John, my husband, had always wanted to visit India but I was more reluctant as I had driven overland to India with Encounter Overland in the 60’s taking 5 months – I was sick and travel weary, realizing the beauty and complexities of the nation needed a much longer visit or better still a project to be involved with to meet and understand the people and their ways of life.

In January 2024 Greenwings advertised a Butterfly Survey in NorthEast India so we seized the opportunity.  We knew Simon and Anne as we had been to Spain and Italy carrying out Butterfly Surveys with them before – all had been very successful.

Form filling in, Visa and Restricted Area applications, took a while to understand.. Guided by Anne, the forms were filled in and both came through OK, excitement started.

We flew from Heathrow to Delhi then took an internal flight to Dibrugarh, met the Guides and Drivers.  We drove to Miao in Arunachal Pradesh to a Jungle Camp Guest House. Quite an experience after the comfort of our own dwellings. Our first taste of Indian food was delicious, local and very welcomed.  Happy but exhausted we fell into our hard beds on a raised bamboo floor, luckily no mosquitos and fell fast asleep.

We then drove to Deban, our base for four days, to the Forest Guest House by the river with Gibbons and Indian squirrels in the trees. Delicious local based on Rice and dhal, vegetables and meat. Our day started with breakfast at 7.00am, leaving at 7.30 for a butterfly site in the forest by a waterfall, walking back to the next waterfall, photographing and recording all that was seen, mesmerizing numbers, size and colour of butterflies. The Guides were full of anticipation, enthusiasm and deep knowledge of the local species.  The morning temperatures were very pleasant with the mid-day temperatures becoming very hot and steamy. Warmer it got the more butterflies appeared.  We would get back to the Guest house for lunch by about 2.30 bussing.  We would meet again at about 6.30 for a de-briefing of the days sightings – this to me was exciting having to ID and discuss with the others the species and locations of species found that day.  An evening meal at about 7.30 – bed by 9.00. All very content.

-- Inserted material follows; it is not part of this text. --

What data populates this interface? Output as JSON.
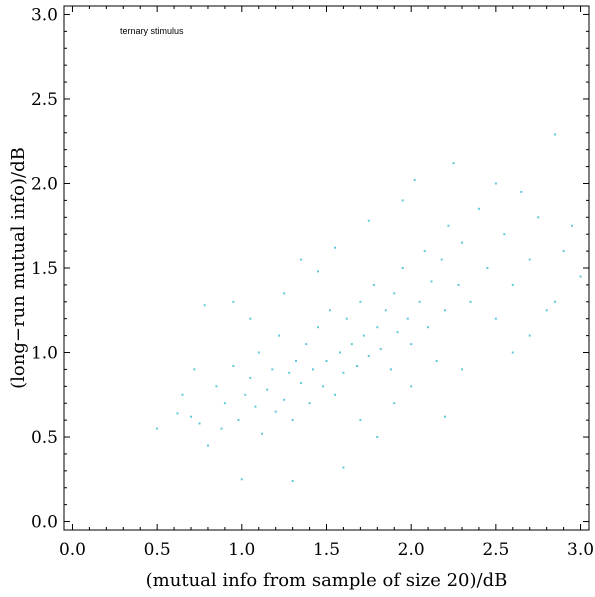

Back to our first stop at Miao for a stop before a long drive to our next stop the National Park at Jorhat, along the river. The border crossings were always of interest with different photo shoots of us all with white hair and pink skin!!! Then into Assam and a change of scenery, more dwellings and organized villages.  Rough roads with alot of roadworks slowed our progress.  This gave us time to see the miles of Tea Plantations and fallow rice fields – not very eco-friendly as mainly an area of monoculture that was cut through the forest!!. The villages full of bustling women in beautiful coloured saris, men on bicycles, couple on motorbikes, trucks, cars, the Holi cow and goats all sharing the same road, chaos!!.  What an experience full of wonder but also so diverse that it leaves one feeling giddy, mystified of how India can bring its billion and a half population into the 21st century without loosing some of its charm and traditions.

Three nights at the Hotel on the outskirts of Jorhat was welcomed, hot water for showers, coffee in town and lunch out in typical Indian Restaurants selected by the Guides. Two visits to Gibbon’s Wildlife Sanctuary, wonderful butterflies as well as Hoolock Gibbons, monkeys, orchids and spiders.

On the way to the airport we spent an interesting night in an old Empire Guest House and visited Kaziranga National Park to see the One-horned Rhinoceros, elephants, deer and numerous amount of Indian birds – a real finish to our adventures.

Many thanks to the charming, knowledgeable Guides for such an informative trip and a big thankyou to the drivers who got us to Guwahati Airport in time to catch our plane to Delhi and then home to Heathrow. Very many thanks to Simon and Anne for suggesting and supporting such an informative trip.